CAIRO: Egypt’s Real Estate Tax Authority has exempt 6 million people and 9 million units from paying property taxes this year, making up roughly 90 percent of the tax base, Al-Ahram reported.
In some governorates, 100 percent of citizens were exempt, the state-run daily reported on Monday.
Finance Minister Youssef Boutros-Ghali said studies have been completed on the evaluation criteria of real estate units utilized in industrial activities, which are currently being presented to representatives from each industrial sector before final approval.
The finance ministry is also currently coordinating with the tourism ministry to develop similar studies for real estate in the tourism sector, particularly hotel facilities, saying that it is not in the government’s interest to increase the burden on an already struggling sector.
According to the contentious real estate tax law, property utilized for commercial, industrial or service purposes will only be subject to corporate taxes, he added. The value-added tax on the profits of such activities is sufficient, Ghali said, and has priority over the real estate tax in that it prevents a misplacement of the tax burden from producers of goods and services to the end-user.
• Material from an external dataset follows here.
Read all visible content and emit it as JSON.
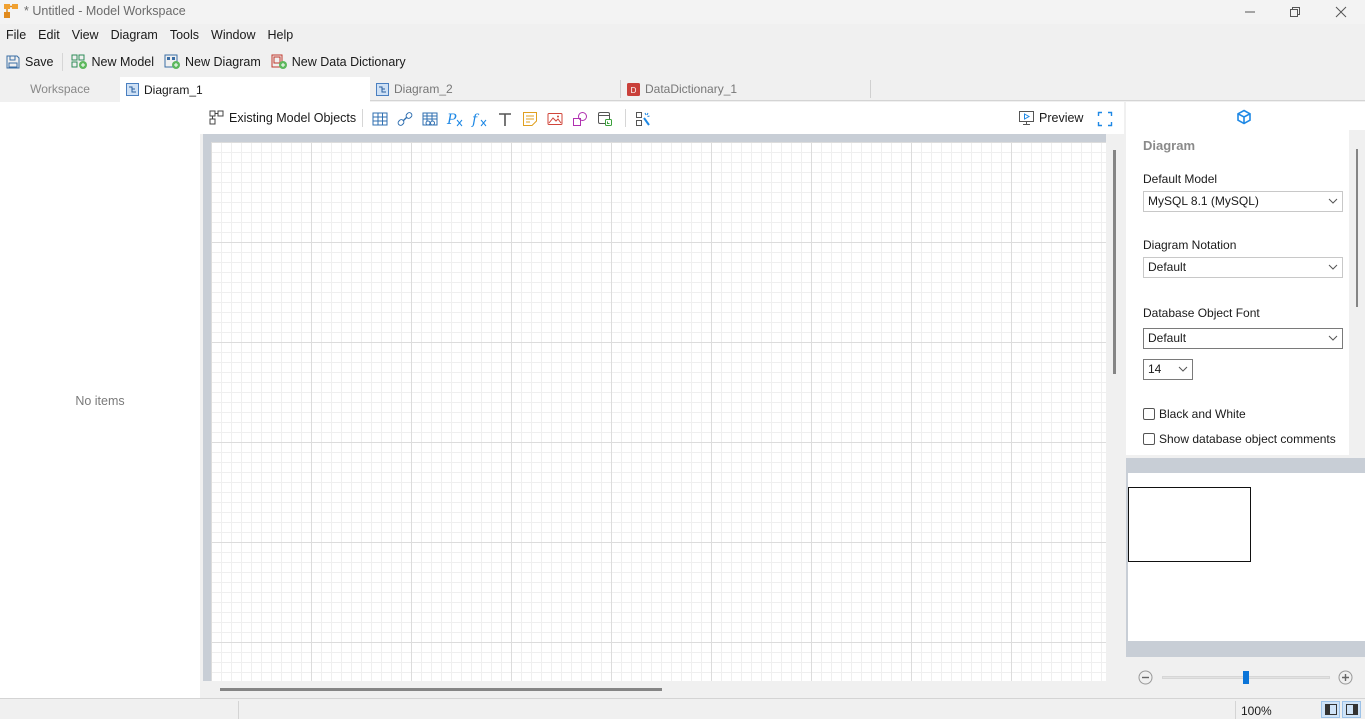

Magda Kandil, executive director of the Egyptian Center for Economic Studies, described the exemptions as a political move brought about by the fact that the government has not been able to convince the average Egyptian citizen of the benefits of the tax, provoking ire and causing many to question the supposed trickle-down effect of the increased revenues.
“People started wondering why they are being taxed for their lifetime investments and what they would get in return for this, and it became a question of social equity instead of a question of resolving the public finance situation,” Kandil said.
Egyptians do not trust the government to use the tax revenues in citizens’ interest, which spurred major opposition and anger when the tax was introduced. It was due to be implemented at the start of the year but has been delayed.
Under the real estate tax, houses and flats valued less than LE 450,000 will be exempted from taxes, while houses valued at LE 1 million would be taxed LE 660 per year. Officials have repeatedly said that 90 percent of Egyptians will be exempt in an attempt to quell opposition.
“These statements about tax exemptions are an attempt to calm people’s anger,” Kandil said, “trying to get the public to believe that the bulk of the people will be exempted and that they are going after the mega homes of the rich.”
Kandil went on to explain that although this tax should have been fully enforced by now, the upcoming parliamentary and presidential elections will impede the progress of tax reforms such as these with the government trying to save face and to pacify people’s anger.
She did add however that in its struggle to bridge the gap in the national budget, the government has resorted to tax reforms, which according to her is a necessary step. “But if you look at this issue from a political economy perspective,” she said, “the public thinks that this tax burden will fall on the average person, and feel that filling the budget hole is not their problem, causing the political cost of higher taxing on real estate to dominate the potential benefits from increased revenue.”
She said the Ministry of Finance’s real estate tax revenue projections are too low when counterbalanced by the unfavorable political fallout the tax has had. “Maybe this is not the right approach,” she said, suggesting that the government’s main priority for tax reform should be widening the tax base.
Exemptions like these in terms of the real estate tax are not so important when looking at the bigger picture and the organizational, administrative problems associated with tax collection and revenue generation, she added. “Identifying the tax base is the main problem in Egypt as the informal economy leads to a large number of transactions which are not being properly taxed.”
Although Kandil gave credit to the recent improvements in collecting revenues, revenue generation remains a problem, in her view, when compared to the international experience in terms of revenues to GDP.
She said that for Egypt. This ratio is expected to be around 21 percent for the 2010/11 fiscal year and that in the past few years, revenue was around 20-24 percent of GDP.
Expenditures for 2009/10 on the other had were at 31 percent of GDP and are expected to be at 29 percent in 2011, expecting an 8 percent gap this year.
“This persistent deficit over time is not sustainable,” she said.